PgmNr P368: Estimation of effective number of stem cells in Dugesia worms using temporal variance of allele frequencies.

Authors:
H. Asgharian; J. Dunham; T. Kitapci; S. Nuzhdin; P. Marjoram


Institutes
University of Southern California, Los Angeles, CA.


Abstract:

We applied population genetic theory and statistical analysis to study the mechanism of body regeneration in Planarian flatworms. Several species of Planarians have regained attention in recent years owing to their extraordinary capacity for reconstructing whole bodies from small tissue fragments - promising to be extremely informative towards the efforts in regenerative medicine. It is estimated that stem cells comprise about 30% of their body but details of the regeneration process are largely unknown.

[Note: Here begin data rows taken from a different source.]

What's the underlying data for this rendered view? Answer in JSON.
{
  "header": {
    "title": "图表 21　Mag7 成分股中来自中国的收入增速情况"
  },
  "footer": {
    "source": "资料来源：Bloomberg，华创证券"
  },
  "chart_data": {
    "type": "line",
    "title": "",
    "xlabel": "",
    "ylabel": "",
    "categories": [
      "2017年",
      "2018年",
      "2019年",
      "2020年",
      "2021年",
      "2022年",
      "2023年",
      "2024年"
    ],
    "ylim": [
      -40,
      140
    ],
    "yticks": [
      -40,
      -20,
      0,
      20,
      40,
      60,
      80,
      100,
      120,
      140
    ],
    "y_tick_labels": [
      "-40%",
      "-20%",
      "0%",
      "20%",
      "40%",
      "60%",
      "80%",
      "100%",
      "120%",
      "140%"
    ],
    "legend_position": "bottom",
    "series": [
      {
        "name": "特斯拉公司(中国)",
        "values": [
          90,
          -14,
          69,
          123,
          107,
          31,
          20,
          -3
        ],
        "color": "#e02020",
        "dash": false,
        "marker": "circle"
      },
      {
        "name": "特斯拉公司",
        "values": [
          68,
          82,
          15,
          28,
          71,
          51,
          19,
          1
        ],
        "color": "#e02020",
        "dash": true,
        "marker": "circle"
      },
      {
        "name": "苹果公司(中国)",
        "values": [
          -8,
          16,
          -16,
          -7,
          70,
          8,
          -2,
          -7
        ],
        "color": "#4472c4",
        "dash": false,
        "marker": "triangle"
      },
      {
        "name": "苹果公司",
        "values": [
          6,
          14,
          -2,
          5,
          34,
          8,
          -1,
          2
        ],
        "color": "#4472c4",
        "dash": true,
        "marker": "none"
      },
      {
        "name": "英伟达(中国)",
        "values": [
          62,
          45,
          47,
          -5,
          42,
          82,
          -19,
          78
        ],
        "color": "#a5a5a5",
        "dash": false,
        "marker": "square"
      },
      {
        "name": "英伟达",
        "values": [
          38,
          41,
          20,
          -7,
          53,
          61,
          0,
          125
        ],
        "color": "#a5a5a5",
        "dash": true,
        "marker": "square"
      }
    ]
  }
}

For example, it is not clear if all stem cells or only a fraction of them close to the wound site participate actively in each round of regeneration; or whether different stem cells contribute almost equally to the growing body. Due to unavailability of transgenes for these species and lack of a high quality reference genome, many routine molecular and cell biology techniques cannot be applied to this system yet. We modeled each cell as a separate individual and the body of a worm as a population of cells. We tried to estimate the effective number of stem cells based on the temporal variance of allele frequencies across 16 generations sampled every other generations. Preliminary results proved that sequence data contain sufficient information to make the desired estimates, and generated an initial estimate of effective stem cell numbers equal to ~1.58X the number of cell generations between first and last samples (lower bound in our dataset: 22.1, more reasonable estimate is in the order of several hundred). This is a much lower number than the estimated total number of stem cells in the body indicating activity of a small fraction of them at each regeneration cycle. This project yields results to improve our understanding of body regeneration through stem cells, and emphasize the utility of out-of-the-box approaches to research when common methods fail.